En Afrique du Nord, il n'est pas rare que la pomme ne tombe pas du ciel : s'il n'est pas rare qu'un fils de policier, d'enseignant ou d'ouvrier suive les traces de son père, si vous êtes une jeune femme, c'est une autre histoire : vous avez plus de chances de faire vos études et de vous marier ; la vie de famille passera avant la carrière. On ne débarque pas avec une chanson ou un rap. Et pourtant, il se trouve que la danseuse et rappeuse Boutheina El Alouadi est la fille et la nièce de rappeurs. À l'âge de 10 ans, elle s'est retrouvée à faire du breakdance à la mosquée - mais je m'avance un peu.

Boutheina a été nourrie dans une famille qui écoutait de la musique du monde et de la pop. Son frère l'a initiée au hip-hop et au breakdance vers l'an 2000. Comme elle l'a dit à Madame Rap, "j'étais complètement fascinée par le monde du hip hop et je suivais mon frère partout où il répétait, ce qui se passait parfois dans la cour de notre mosquée, car il n'y avait pas d'espace d'entraînement à l'époque et la mosquée était le seul endroit où le sol était lisse et où le mouvement de puissance fonctionnait.

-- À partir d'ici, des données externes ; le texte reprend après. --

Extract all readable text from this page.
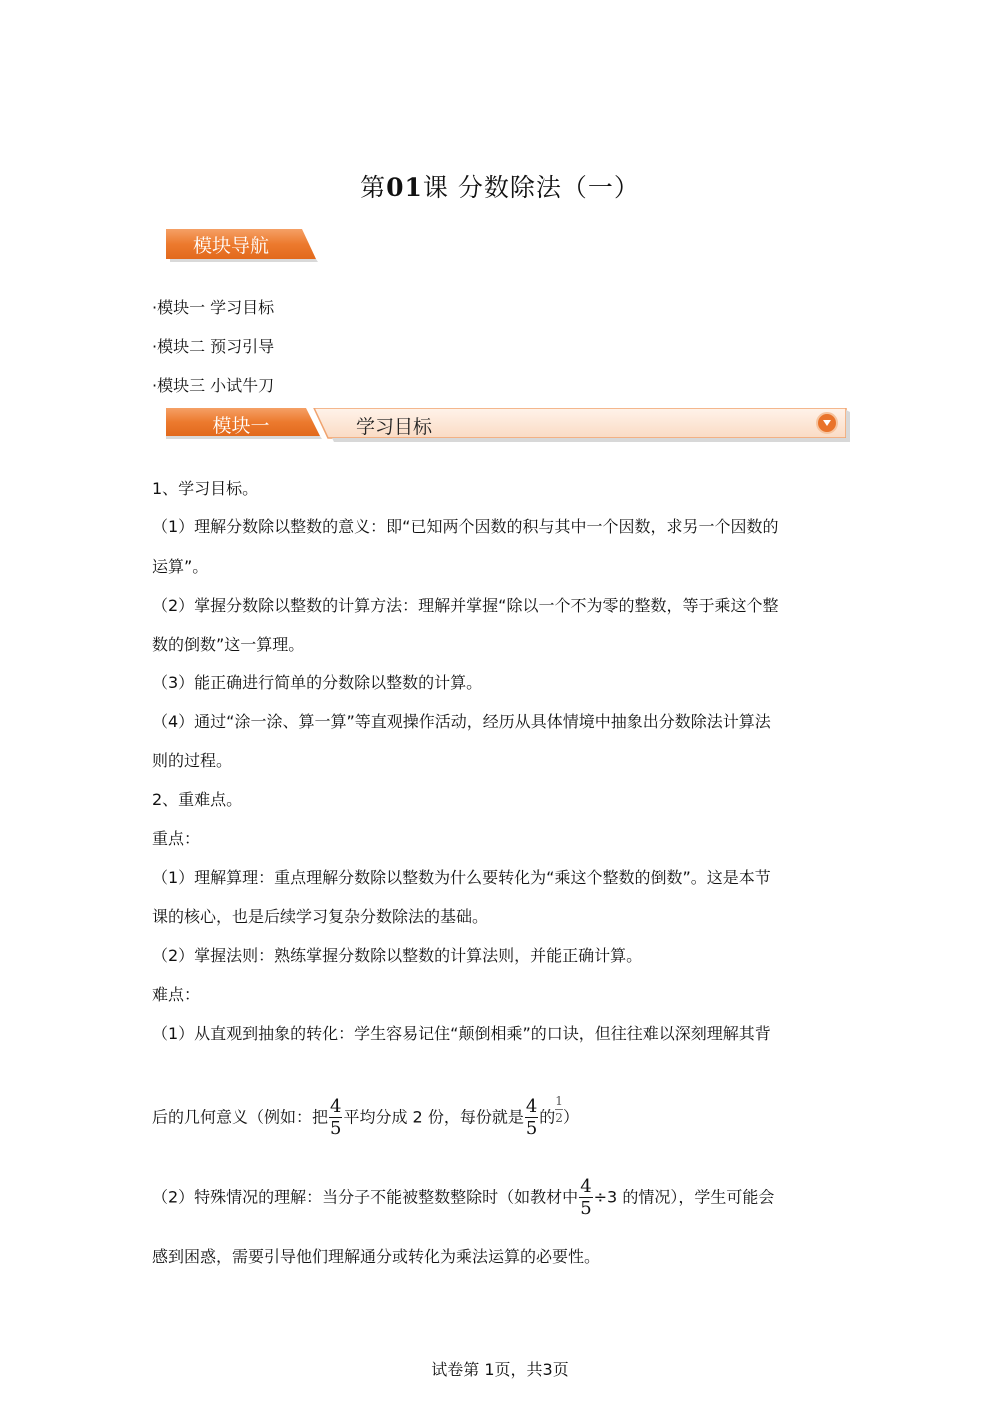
第01课 分数除法（一）
模块导航
·模块一 学习目标
·模块二 预习引导
·模块三 小试牛刀
模块一	学习目标
1、学习目标。
（1）理解分数除以整数的意义：即“已知两个因数的积与其中一个因数，求另一个因数的
运算”。
（2）掌握分数除以整数的计算方法：理解并掌握“除以一个不为零的整数，等于乘这个整
数的倒数”这一算理。
（3）能正确进行简单的分数除以整数的计算。
（4）通过“涂一涂、算一算”等直观操作活动，经历从具体情境中抽象出分数除法计算法
则的过程。
2、重难点。
重点：
（1）理解算理：重点理解分数除以整数为什么要转化为“乘这个整数的倒数”。这是本节
课的核心，也是后续学习复杂分数除法的基础。
（2）掌握法则：熟练掌握分数除以整数的计算法则，并能正确计算。
难点：
（1）从直观到抽象的转化：学生容易记住“颠倒相乘”的口诀，但往往难以深刻理解其背
后的几何意义（例如：把 $\frac{4}{5}$ 平均分成 2 份，每份就是 $\frac{4}{5}$ 的 $\frac{1}{2}$ ）
（2）特殊情况的理解：当分子不能被整数整除时（如教材中 $\frac{4}{5} \div 3$ 的情况），学生可能会
感到困惑，需要引导他们理解通分或转化为乘法运算的必要性。
试卷第 1页，共3页
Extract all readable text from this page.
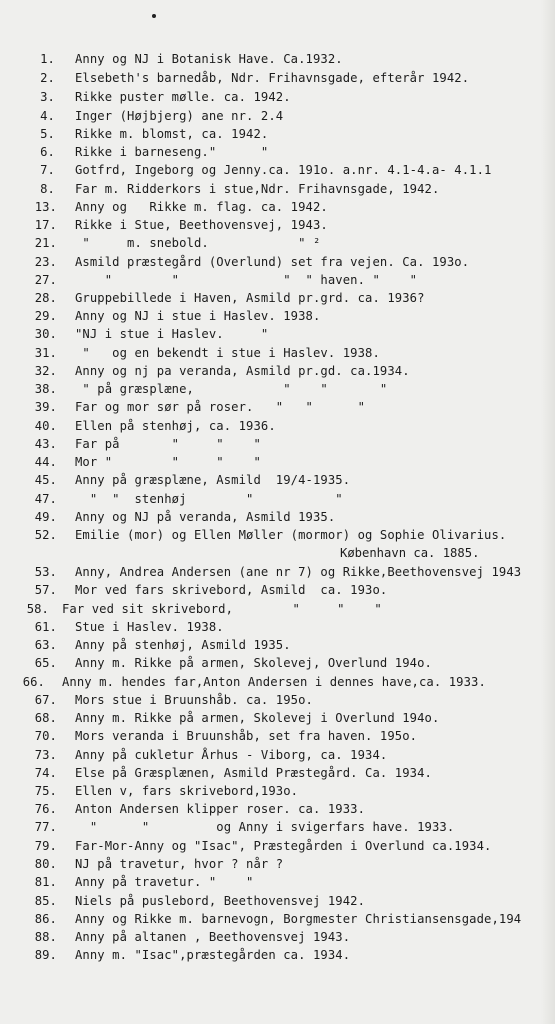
1. Anny og NJ i Botanisk Have. Ca.1932.
2. Elsebeth's barnedåb, Ndr. Frihavnsgade, efterår 1942.
3. Rikke puster mølle. ca. 1942.
4. Inger (Højbjerg) ane nr. 2.4
5. Rikke m. blomst, ca. 1942.
6. Rikke i barneseng."      "
7. Gotfrd, Ingeborg og Jenny.ca. 191o. a.nr. 4.1-4.a- 4.1.1
8. Far m. Ridderkors i stue,Ndr. Frihavnsgade, 1942.
13. Anny og   Rikke m. flag. ca. 1942.
17. Rikke i Stue, Beethovensvej, 1943.
21. "     m. snebold.            " ²
23. Asmild præstegård (Overlund) set fra vejen. Ca. 193o.
27. "        "              "  " haven. "    "
28. Gruppebillede i Haven, Asmild pr.grd. ca. 1936?
29. Anny og NJ i stue i Haslev. 1938.
30. "NJ i stue i Haslev.     "
31. "   og en bekendt i stue i Haslev. 1938.
32. Anny og nj pa veranda, Asmild pr.gd. ca.1934.
38. " på græsplæne,            "    "       "
39. Far og mor sør på roser.   "   "      "
40. Ellen på stenhøj, ca. 1936.
43. Far på       "     "    "
44. Mor "        "     "    "
45. Anny på græsplæne, Asmild  19/4-1935.
47. "  "  stenhøj        "           "
49. Anny og NJ på veranda, Asmild 1935.
52. Emilie (mor) og Ellen Møller (mormor) og Sophie Olivarius.
53. Anny, Andrea Andersen (ane nr 7) og Rikke,Beethovensvej 1943
57. Mor ved fars skrivebord, Asmild  ca. 193o.
58. Far ved sit skrivebord,        "     "    "
61. Stue i Haslev. 1938.
63. Anny på stenhøj, Asmild 1935.
65. Anny m. Rikke på armen, Skolevej, Overlund 194o.
66. Anny m. hendes far,Anton Andersen i dennes have,ca. 1933.
67. Mors stue i Bruunshåb. ca. 195o.
68. Anny m. Rikke på armen, Skolevej i Overlund 194o.
70. Mors veranda i Bruunshåb, set fra haven. 195o.
73. Anny på cukletur Århus - Viborg, ca. 1934.
74. Else på Græsplænen, Asmild Præstegård. Ca. 1934.
75. Ellen v, fars skrivebord,193o.
76. Anton Andersen klipper roser. ca. 1933.
77. "      "         og Anny i svigerfars have. 1933.
79. Far-Mor-Anny og "Isac", Præstegården i Overlund ca.1934.
80. NJ på travetur, hvor ? når ?
81. Anny på travetur. "    "
85. Niels på puslebord, Beethovensvej 1942.
86. Anny og Rikke m. barnevogn, Borgmester Christiansensgade,194
88. Anny på altanen , Beethovensvej 1943.
89. Anny m. "Isac",præstegården ca. 1934.
København ca. 1885.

Connue ces jours-ci à Medusa TN, Boutheina est la première femme rappeuse de Tunisie à s'imposer sur la scène internationale. Pionnière dans son propre pays, elle a atteint sa maturité au cours du printemps arabe. Il était donc naturel qu'elle écrive des textes critiquant le gouvernement tunisien ou les fanatiques religieux. Boutheina est fière d'être tunisienne mais elle se considère aussi comme une citoyenne du monde, ce qui explique pourquoi elle a intitulé son EP 2019, "Citoyenne du monde".

Les femmes rappeuses restent une denrée de base, que ce soit en Tunisie, en France ou aux États-Unis, mais Boutheina n'a pas été élevée pour être une giroflée. Elle dit ce qu'elle pense, à voix haute. "Les femmes dans le hip hop sont minoritaires, même s'il y a maintenant plusieurs femmes en Tunisie qui sont sur la scène, mais elles vont rarement très loin. Je compte bien enfreindre cette règle", dit-elle. "Je ne me décris pas comme une féministe... Je travaille presque exclusivement avec des hommes et ma vie est remplie d'hommes qui m'encouragent".

Dans sa chanson "Lie of Avril", Medusa TN rappe sur une femme qui rejette son mari après qu'il l'ait trompée : "Pour tous les menteurs du monde/Nous ne voulons pas de toi/Nous sommes des femmes fortes". Comme le note Julia Neumann dans Qantara, "Ses textes abordent des sujets allant du droit à l'avortement aux enfants orphelins défavorisés et à la paix dans le monde." Medusa ajoute : "Mes chansons traitent de toutes sortes de choses - elles sont politiques, sociales, sentimentales et féministes."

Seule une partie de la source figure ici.